Transient transfection of HEK293 cells
Human embryonic kidney 293 cells (HEK293) maintained in Dulbecco’s Modified Eagle Medium (DMEM, Invitrogen) supplemented with 10% (v/v) foetal bovine serum (FBS), 25 mM HEPES, 0.5 mM L-glutamine, 44 mM NaHCO3, 0.1 mM non-essential amino acids, and 1 mM sodium pyruvate were plated into 24-well plate or 10 cm dish format and transfected with AAV plasmids expressing an identical GS transgene under the control of either the cytomegalovirus enhancer/chicken b-actin (pAM-CAG-GS) or GFAP (pAM-GFAP-GS) promoter using the X-tremeGENE HP DNA transfection reagent (Roche). Cells in 24-well plate and 10 cm dish format were transfected with 0.5 µg and 10 µg of plasmid respectively, using a 1:2 (w/v) mixture of plasmid and transfection reagent. Forty eight hours after transfection cells in 24-well plate format were used for immunocytochemistry and cells in 10 cm dishes were harvested for GS assay.

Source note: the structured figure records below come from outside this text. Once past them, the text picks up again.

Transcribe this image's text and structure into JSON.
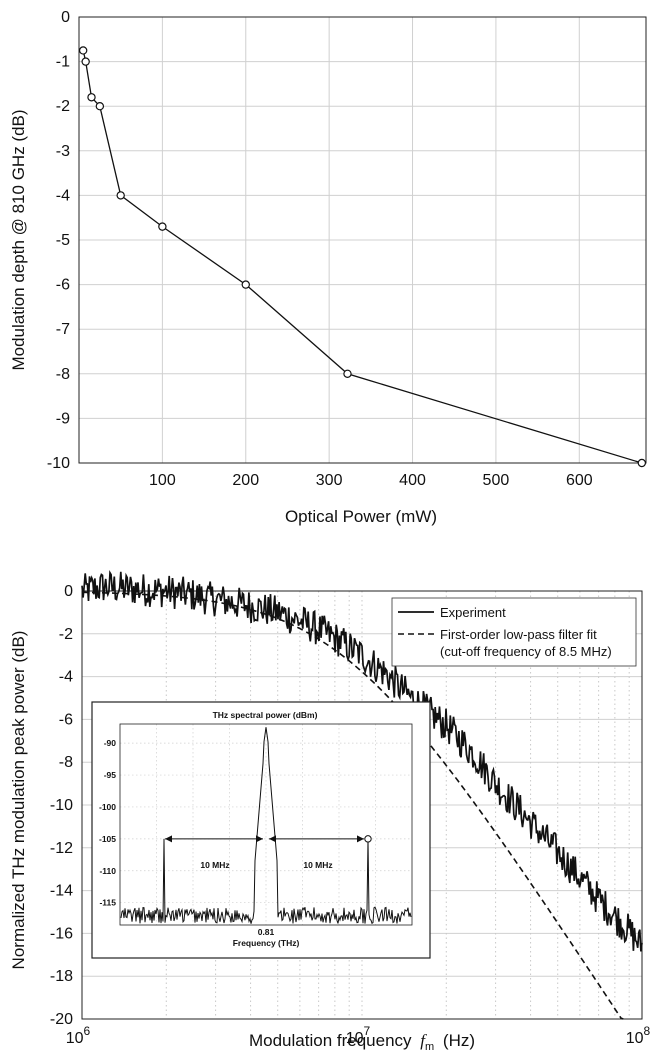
{
  "chart_data": [
    {
      "type": "line",
      "title": "",
      "xlabel": "Optical Power (mW)",
      "ylabel": "Modulation depth @ 810 GHz (dB)",
      "xlim": [
        0,
        680
      ],
      "ylim": [
        -10,
        0
      ],
      "xticks": [
        100,
        200,
        300,
        400,
        500,
        600
      ],
      "yticks": [
        0,
        -1,
        -2,
        -3,
        -4,
        -5,
        -6,
        -7,
        -8,
        -9,
        -10
      ],
      "grid": true,
      "series": [
        {
          "x": [
            5,
            8,
            15,
            25,
            50,
            100,
            200,
            322,
            675
          ],
          "y": [
            -0.75,
            -1.0,
            -1.8,
            -2.0,
            -4.0,
            -4.7,
            -6.0,
            -8.0,
            -10.0
          ],
          "markers": "open-circle",
          "color": "#111111"
        }
      ]
    },
    {
      "type": "line",
      "title": "",
      "xlabel": "Modulation frequency",
      "xlabel_symbol": "f",
      "xlabel_subscript": "m",
      "xlabel_unit": "(Hz)",
      "ylabel": "Normalized THz modulation peak power (dB)",
      "xscale": "log",
      "xlim": [
        1000000,
        100000000
      ],
      "ylim": [
        -20,
        0
      ],
      "xticks": [
        {
          "base": "10",
          "exp": "6"
        },
        {
          "base": "10",
          "exp": "7"
        },
        {
          "base": "10",
          "exp": "8"
        }
      ],
      "yticks": [
        0,
        -2,
        -4,
        -6,
        -8,
        -10,
        -12,
        -14,
        -16,
        -18,
        -20
      ],
      "grid": true,
      "legend": {
        "position": "top-right",
        "entries": [
          {
            "label": "Experiment",
            "style": "solid"
          },
          {
            "label": "First-order low-pass filter fit",
            "label2": "(cut-off frequency of 8.5 MHz)",
            "style": "dashed"
          }
        ]
      },
      "fit": {
        "cutoff_hz": 8500000,
        "order": 1
      },
      "experiment_envelope": {
        "x": [
          1000000,
          1200000,
          1500000,
          2000000,
          2500000,
          3000000,
          4000000,
          5000000,
          6000000,
          7000000,
          8000000,
          10000000,
          12000000,
          15000000,
          20000000,
          25000000,
          30000000,
          40000000,
          50000000,
          60000000,
          70000000,
          80000000,
          90000000,
          100000000
        ],
        "y": [
          0.0,
          0.2,
          0.1,
          0.0,
          -0.2,
          -0.4,
          -0.7,
          -1.0,
          -1.4,
          -1.8,
          -2.2,
          -3.0,
          -3.8,
          -5.0,
          -6.3,
          -7.6,
          -9.0,
          -10.8,
          -12.2,
          -13.4,
          -14.4,
          -15.2,
          -15.9,
          -16.6
        ],
        "noise_db": 0.8
      },
      "inset": {
        "title": "THz spectral power (dBm)",
        "xlabel": "Frequency (THz)",
        "xtick_label": "0.81",
        "yticks": [
          -90,
          -95,
          -100,
          -105,
          -110,
          -115
        ],
        "ylim": [
          -118.5,
          -87
        ],
        "noise_floor_dbm": -117,
        "peak_dbm": -87.5,
        "sideband_dbm": -105,
        "annotations": [
          "10 MHz",
          "10 MHz"
        ]
      }
    }
  ]
}
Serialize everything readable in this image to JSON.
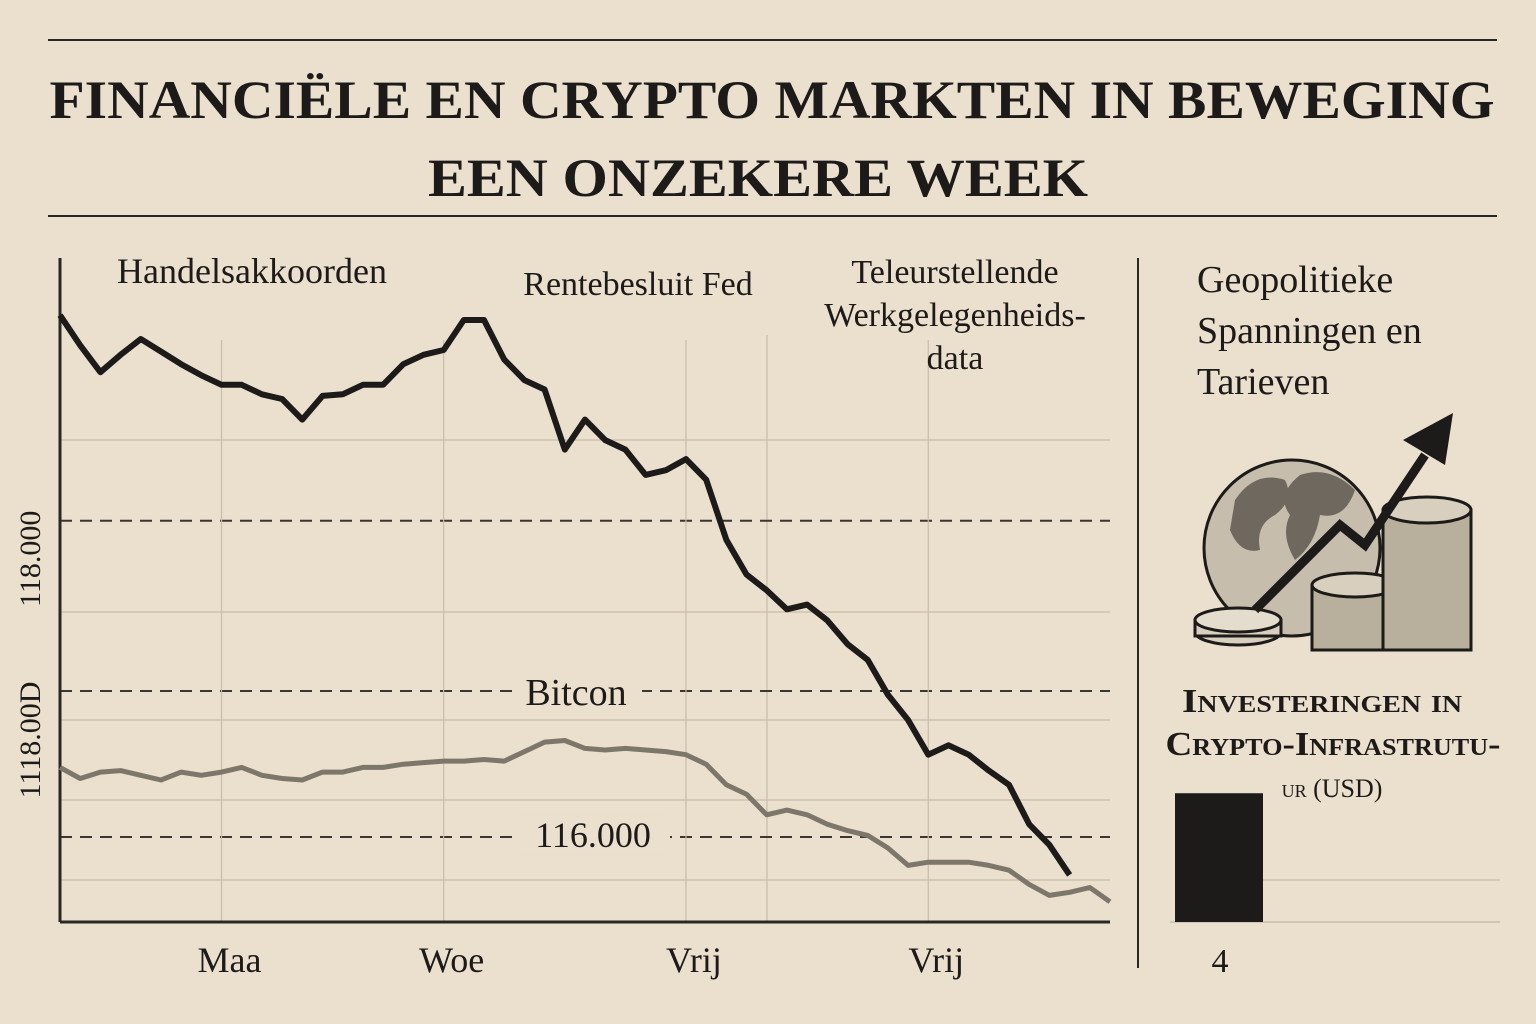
{
  "chart_data": [
    {
      "type": "line",
      "title": "FINANCIËLE EN CRYPTO MARKTEN IN BEWEGING",
      "subtitle": "EEN ONZEKERE WEEK",
      "categories": [
        null,
        null,
        null,
        null,
        null,
        null,
        null,
        null,
        "Maa",
        null,
        null,
        null,
        null,
        null,
        null,
        null,
        null,
        null,
        null,
        "Woe",
        null,
        null,
        null,
        null,
        null,
        null,
        null,
        null,
        null,
        null,
        null,
        "Vrij",
        null,
        null,
        null,
        null,
        null,
        null,
        null,
        null,
        null,
        null,
        null,
        "Vrij",
        null,
        null,
        null,
        null,
        null,
        null,
        null,
        null,
        null
      ],
      "series": [
        {
          "color": "#1c1b19",
          "values": [
            119300,
            119110,
            118940,
            119050,
            119150,
            119070,
            118990,
            118920,
            118860,
            118860,
            118800,
            118770,
            118640,
            118790,
            118800,
            118860,
            118860,
            118990,
            119050,
            119080,
            119270,
            119270,
            119020,
            118890,
            118830,
            118450,
            118640,
            118510,
            118450,
            118290,
            118320,
            118390,
            118260,
            117880,
            117660,
            117560,
            117440,
            117470,
            117370,
            117220,
            117120,
            116900,
            116740,
            116520,
            116580,
            116520,
            116420,
            116330,
            116080,
            115950,
            115760,
            null,
            null
          ]
        },
        {
          "name": "Bitcon",
          "color": "#7d776b",
          "values": [
            116440,
            116370,
            116410,
            116420,
            116390,
            116360,
            116410,
            116390,
            116410,
            116440,
            116390,
            116370,
            116360,
            116410,
            116410,
            116440,
            116440,
            116460,
            116470,
            116480,
            116480,
            116490,
            116480,
            116540,
            116600,
            116610,
            116560,
            116550,
            116560,
            116550,
            116540,
            116520,
            116460,
            116330,
            116270,
            116140,
            116170,
            116140,
            116080,
            116040,
            116010,
            115930,
            115820,
            115840,
            115840,
            115840,
            115820,
            115790,
            115700,
            115630,
            115650,
            115680,
            115590
          ]
        }
      ],
      "ylim": [
        115500,
        119700
      ],
      "yticks": [
        {
          "value": 118000,
          "label": "118.000"
        },
        {
          "value": 116000,
          "label": "116.000"
        }
      ],
      "annotations": [
        [
          "Handelsakkoorden"
        ],
        [
          "Rentebesluit Fed"
        ],
        [
          "Teleurstellende",
          "Werkgelegenheids-",
          "data"
        ],
        [
          "1118.00D"
        ]
      ]
    },
    {
      "type": "bar",
      "title": [
        "Investeringen in",
        "Crypto-Infrastrutu-",
        "ur (USD)"
      ],
      "categories": [
        "4"
      ],
      "values": [
        58
      ],
      "color": "#1c1b19",
      "ylim": [
        0,
        100
      ]
    }
  ],
  "sidebar": {
    "heading": [
      "Geopolitieke",
      "Spanningen en",
      "Tarieven"
    ]
  }
}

Glutamine synthetase assay
Equal volumes (0.05 mL) of homogenate (transfected HEK293 cell lysate or vector-injected hippocampal samples) and reaction buffer (20 mM MgCl2, 100 mM L-glutamate, 200 mM imidazole-HCl pH 7.4, 20 mM 2-mercaptoethanol, 100 mM hydroxylamine-HCl pH 7.4, 20 mM ATP; pH to 7.4) were incubated at 37°C for 30 min before 0.2 mL of stop solution was added (370 mM FeCl3, 670 mM HCl, 200 mM trichloroacetic acid). Samples were centrifuged at 12,000 g for 3 min at room temperature and absorbance measured at 530nm (BioTek Synergy 2 with Gen5 v. 1.09 software). Absorbance of samples was determined from a standard curve generated by the reaction of 0.05 mL of L-γ-glutamylhydroxamate standard treated with stop solution, and glutamine synthetase activity expressed as mmol L-γ-glutamylhydroxamate/mg protein/hour. Reaction mixtures lacking ATP or L-glutamate, or reactions at zero time, were used as negative controls. Readings at 30 min minus background (zero time) were expressed as the percentage of glutamine synthetase activity of the contralateral non-injected side. Duplicate or triplicate reactions were prepared for each assay and samples assayed in 2-3 independent experiments.
Glutamate uptake assay
Rat C6 glioma cells (50,000 cells/well) in high glucose Dulbecco’s modified Eagle’s medium with HEPES and L-glutamine (Life Technologies) and supplemented with 1 mM sodium pyruvate (Life Technologies) and 10% fetal bovine serum (HyClone, Tauranga, New Zealand) were transfected with 1 μg pAM-GFAP-EAAT2, pAM-GFAP-GFP or pAM-GFAP-empty plasmid (consisting of pAM backbone only) using FuGene HD (Promega, Madison, WI) as per manufacturer’s instructions. Forty hours after transfection, cells were washed twice in HBSS (containing NaCl to measure glutamate uptake or choline chloride to measure non-specific uptake) for 5 min at 37°C in a humidified incubator. HBSS: 140 mM NaCl or choline chloride, 5 mM Tris base, 10 mM HEPES, 2.5 mM KCl, 1.2 mM CaCl2, 1.2 mM MgCl2, 1.2 mM K2HPO4, 10 mM dextrose; pH 7.4). L-glutamic acid (0.5 μM, Sigma Aldrich) and 5 nM L-[3,4-3H]-glutamic acid (49 Ci/mmol, 1 mCi/mL; Perkin Elmer) in HBSS were added and the cells incubated for zero or 10 min at 37°C in a humidified incubator. Uptake was stopped by rinsing three times with ice-cold HBSS and cells were lysed in 250 μL 0.1 M NaOH for 30 min at room temperature. Lysate was combined with 2.5 mL scintillation fluid (Perkin Elmer Betaplate Scint) and radioactivity measured using a scintillation counter (Perkin Elmer Wallac Trilux 1450 MicroBeta with Wallac 1450 MicroBeta Windows Workstation software v. 4). Protein concentration of parallel transfected wells was determined using a Pierce BCA protein assay (Thermo Scientific) of 0.1 M NaOH lysed cells. Data from duplicate samples and 3 independent experiments was averaged, non-specific uptake by HBSS with choline chloride was subtracted, and protein assay data used to calculate fmol glutamate/mg protein/min. Zero minute time-point data were subtracted, and a ratio of GFAP-EAAT2:empty was calculated.